Der Verwaltungsgerichthof Mannheim hat die Klage von Tierschützern gegen einen Putenmastbetrieb zurückgewiesen. Einen Teilerfolg können die Aktivisten trotzdem verbuchen.
Der Verein "Menschen für Tierrechte" hatte das Land Baden-Württemberg verklagt, weil die Behörden nicht gegen einen Putenmastbetrieb in Ilshofen im Landkreis Schwäbisch-Hall vorgegangen sind. Nach Auffassung der Tierschützer leben die Tiere in diesem Betrieb unter quälenden Bedingungen. Der Verwaltungsgerichtshof Baden-Württemberg (VGH) hat die Klage jetzt aber zurückgewiesen.
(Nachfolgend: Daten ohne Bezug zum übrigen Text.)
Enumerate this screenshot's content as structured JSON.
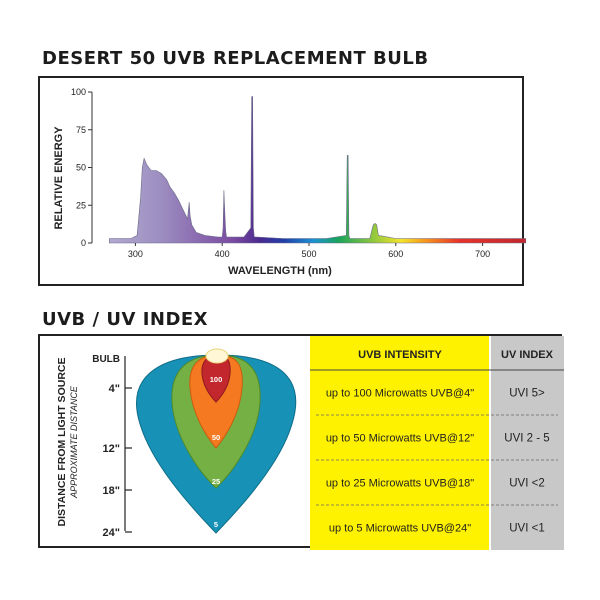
{
  "chart_data": [
    {
      "type": "line",
      "title": "DESERT 50 UVB REPLACEMENT BULB",
      "xlabel": "WAVELENGTH (nm)",
      "ylabel": "RELATIVE ENERGY",
      "xlim": [
        250,
        750
      ],
      "ylim": [
        0,
        100
      ],
      "xticks": [
        "300",
        "400",
        "500",
        "600",
        "700"
      ],
      "yticks": [
        "0",
        "25",
        "50",
        "75",
        "100"
      ],
      "grid": false,
      "legend": "none",
      "series": [
        {
          "x": [
            270,
            295,
            302,
            306,
            308,
            310,
            313,
            318,
            324,
            330,
            336,
            340,
            345,
            350,
            355,
            360,
            362,
            363,
            365,
            370,
            380,
            395,
            400,
            401,
            402,
            403,
            404,
            405,
            410,
            425,
            433,
            434,
            435,
            436,
            437,
            440,
            470,
            520,
            543,
            544,
            545,
            546,
            547,
            550,
            570,
            574,
            576,
            578,
            580,
            600,
            650,
            700,
            750
          ],
          "values": [
            3,
            3,
            5,
            30,
            50,
            56,
            52,
            48,
            48,
            46,
            42,
            37,
            33,
            28,
            22,
            16,
            27,
            18,
            12,
            7,
            5,
            4,
            4,
            10,
            35,
            20,
            8,
            4,
            4,
            4,
            10,
            97,
            97,
            10,
            4,
            4,
            3,
            3,
            5,
            58,
            58,
            5,
            3,
            3,
            3,
            12,
            13,
            12,
            5,
            3,
            3,
            3,
            3
          ]
        }
      ]
    },
    {
      "type": "table",
      "title": "UVB / UV INDEX",
      "ylabel": "DISTANCE FROM LIGHT SOURCE",
      "ylabel_note": "APPROXIMATE DISTANCE",
      "distances": [
        "BULB",
        "4\"",
        "12\"",
        "18\"",
        "24\""
      ],
      "zones": [
        {
          "label": "100",
          "color": "#c1272d"
        },
        {
          "label": "50",
          "color": "#f47920"
        },
        {
          "label": "25",
          "color": "#74b043"
        },
        {
          "label": "5",
          "color": "#1791b5"
        }
      ],
      "columns": [
        "UVB INTENSITY",
        "UV INDEX"
      ],
      "rows": [
        [
          "up to 100 Microwatts UVB@4\"",
          "UVI 5>"
        ],
        [
          "up to 50 Microwatts UVB@12\"",
          "UVI 2 - 5"
        ],
        [
          "up to 25 Microwatts UVB@18\"",
          "UVI <2"
        ],
        [
          "up to 5 Microwatts UVB@24\"",
          "UVI <1"
        ]
      ]
    }
  ],
  "colors": {
    "spectrum_violet": "#9d8fc1",
    "table_yellow": "#fff200",
    "table_gray": "#c8c8c8",
    "border": "#222222"
  }
}
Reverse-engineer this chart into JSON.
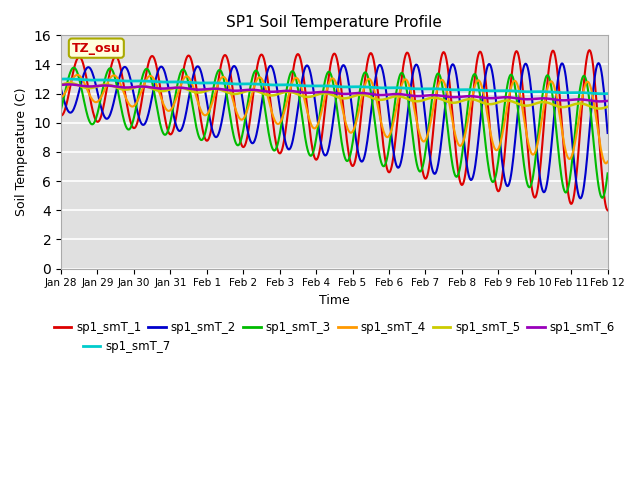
{
  "title": "SP1 Soil Temperature Profile",
  "xlabel": "Time",
  "ylabel": "Soil Temperature (C)",
  "ylim": [
    0,
    16
  ],
  "yticks": [
    0,
    2,
    4,
    6,
    8,
    10,
    12,
    14,
    16
  ],
  "annotation_text": "TZ_osu",
  "annotation_color": "#cc0000",
  "annotation_bg": "#ffffdd",
  "annotation_border": "#aaaa00",
  "series_colors": {
    "sp1_smT_1": "#dd0000",
    "sp1_smT_2": "#0000cc",
    "sp1_smT_3": "#00bb00",
    "sp1_smT_4": "#ff9900",
    "sp1_smT_5": "#cccc00",
    "sp1_smT_6": "#9900bb",
    "sp1_smT_7": "#00cccc"
  },
  "bg_color": "#e0e0e0",
  "grid_color": "#ffffff",
  "fig_bg": "#ffffff",
  "xtick_labels": [
    "Jan 28",
    "Jan 29",
    "Jan 30",
    "Jan 31",
    "Feb 1",
    "Feb 2",
    "Feb 3",
    "Feb 4",
    "Feb 5",
    "Feb 6",
    "Feb 7",
    "Feb 8",
    "Feb 9",
    "Feb 10",
    "Feb 11",
    "Feb 12"
  ]
}
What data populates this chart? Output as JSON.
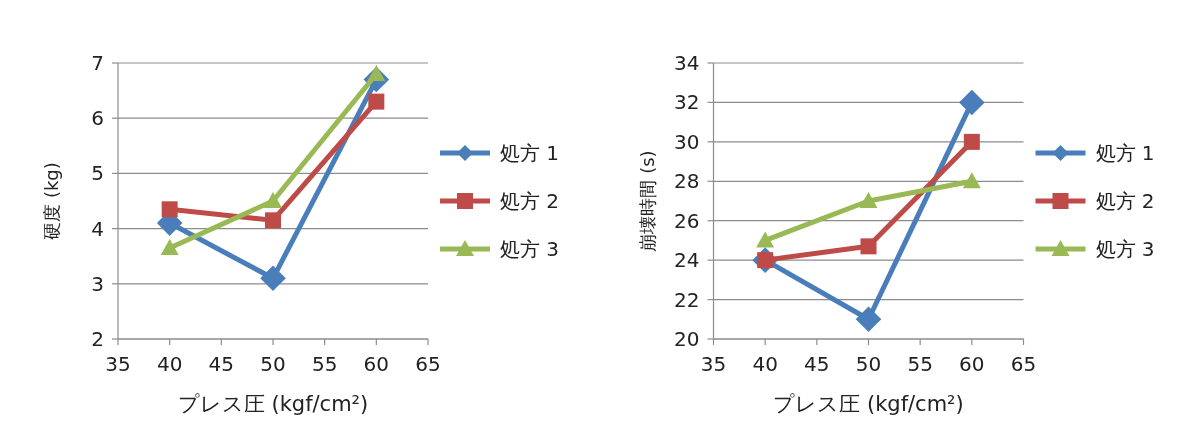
{
  "chart_data": [
    {
      "type": "line",
      "xlabel": "プレス圧 (kgf/cm²)",
      "ylabel": "硬度 (kg)",
      "x": [
        40,
        50,
        60
      ],
      "xlim": [
        35,
        65
      ],
      "xticks": [
        35,
        40,
        45,
        50,
        55,
        60,
        65
      ],
      "ylim": [
        2,
        7
      ],
      "yticks": [
        2,
        3,
        4,
        5,
        6,
        7
      ],
      "grid": "y",
      "legend": "right",
      "line_style": "solid",
      "series": [
        {
          "name": "処方 1",
          "color": "#4a7ebb",
          "marker": "diamond",
          "values": [
            4.1,
            3.1,
            6.7
          ]
        },
        {
          "name": "処方 2",
          "color": "#be4b48",
          "marker": "square",
          "values": [
            4.35,
            4.15,
            6.3
          ]
        },
        {
          "name": "処方 3",
          "color": "#98b954",
          "marker": "triangle",
          "values": [
            3.65,
            4.5,
            6.8
          ]
        }
      ]
    },
    {
      "type": "line",
      "xlabel": "プレス圧 (kgf/cm²)",
      "ylabel": "崩壊時間 (s)",
      "x": [
        40,
        50,
        60
      ],
      "xlim": [
        35,
        65
      ],
      "xticks": [
        35,
        40,
        45,
        50,
        55,
        60,
        65
      ],
      "ylim": [
        20,
        34
      ],
      "yticks": [
        20,
        22,
        24,
        26,
        28,
        30,
        32,
        34
      ],
      "grid": "y",
      "legend": "right",
      "line_style": "solid",
      "series": [
        {
          "name": "処方 1",
          "color": "#4a7ebb",
          "marker": "diamond",
          "values": [
            24,
            21,
            32
          ]
        },
        {
          "name": "処方 2",
          "color": "#be4b48",
          "marker": "square",
          "values": [
            24,
            24.7,
            30
          ]
        },
        {
          "name": "処方 3",
          "color": "#98b954",
          "marker": "triangle",
          "values": [
            25,
            27,
            28
          ]
        }
      ]
    }
  ]
}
Trotzdem haben die Aktivisten etwas erreicht. Bevor es zur Klage am VGH kam, hatten die Tierschützer das Land und die Behörden schon 2017 dazu aufgefordert, die Putenmast in dem besagten Betrieb zu verbieten. Diese Forderung wurde zwar zurückgewiesen. Der VGH hat das Land aber dazu verpflichtet, erneut über die Forderung zu entscheiden. Und zwar auf Grundlage der Rechtsauffassung des VGH.
Die Albert-Schweitzer-Stiftung, die sich aktiv an den Protesten beteiligt hat, nennt den bislang bekannten Tenor des Urteils einen klaren Erfolg.
Eine ausführliche Urteilsbegründung gibt es noch nicht, sie wird vom Gericht in spätestens fünf Monaten nachgereicht. In der Regel dauert die Urteilsbegründung beim VGH aber nur einige Wochen.
Zur Verhandlung am Donnerstag waren rund 30 Tierschützer aus ganz Deutschland nach Mannheim gekommen, um gegen die aus ihrer Sicht quälenden Haltungsbedingungen der Puten zu protestieren.
Schnabelamputation beherrschendes Thema
In der Verhandlung ging es verstärkt um die Schnabelamputation. In der Putenmast würden die Tiere zu eng gehalten und würden sich deshalb oft durch ständiges Picken verletzen. Den Küken wird in den Brütereien auch deshalb der Schnabel teilweise amputiert. Der vom Gericht bestellte Gutachter Michael Erhard sagte, es gebe keine wissenschaftlichen Zweifel, dass dies dauerhafte Schmerzen bei den Tieren auslöse.
Tierschutzgesetz ohne spezielle Regeln
An der mündlichen Verhandlung nahmen als Beigeordnete auch der Eigentümer des Putenmastbetriebs mit seinem Anwalt teil. Die Entscheidung des VGH wurde von den Kritikern der Putenmast mit Spannung erwartet, denn im deutschen Tierschutzgesetz ist sie nicht ausdrücklich geregelt. Auch der Vorsitzende Richter betonte, dass die Tierschutz-Nutztierhaltungsverordnung keine spezifischen Regeln für Puten enthalte. Es fehle an Rechtsverordnungen zur Auslegung des Gesetzes.
Besatzdichte als zu hoch kritisiert
Der Gutachter erklärte, die Besatzdichte in den Putenmastbetrieben sei generell zu hoch. Die aktuellen Gruppengrößen seien nicht artgerecht. Die hohe Besatzdichte führe zu einem gestörten Sozialverhalten der Vögel. Es gibt verschiedene Formen des Pickens: von aggressivem Federpicken bis hin zum Kannibalismus oder Rangpicken. Die Puten würden sich wund oder sogar totpicken, weil das übliche Rangordnungsverhalten in einer unüberschaubaren Gruppe nicht mehr funktioniere.
Auf eine maximale Gruppengröße wollte sich der Gutachter nicht festlegen, dies könne stark schwanken, eine Zahl von 30 Tieren sei aber als Ausgangspunkt realistisch.
Gegenseite spricht von artgerechter Tierhaltung
Die Vertreter des Landes Baden-Württemberg und des beispielhaft herangezogenen Betriebes aus Ilshofen im Landkreis Schwäbisch Hall gingen in diesem Verfahren bei der Putenmast von einer "artgerechten Tierhaltung mit gewissen Einschränkungen" aus.
"Schmerzen, Leiden oder Schäden"
Letztlich ging es um die Auslegung von Paragraph 2 des Tierschutzgesetzes. Er legt fest, dass die Tierhaltung "die Möglichkeit des Tieres zu artgemäßer Bewegung nicht so einschränken (darf), dass ihm Schmerzen oder vermeidbare Leiden oder Schäden zugefügt werden".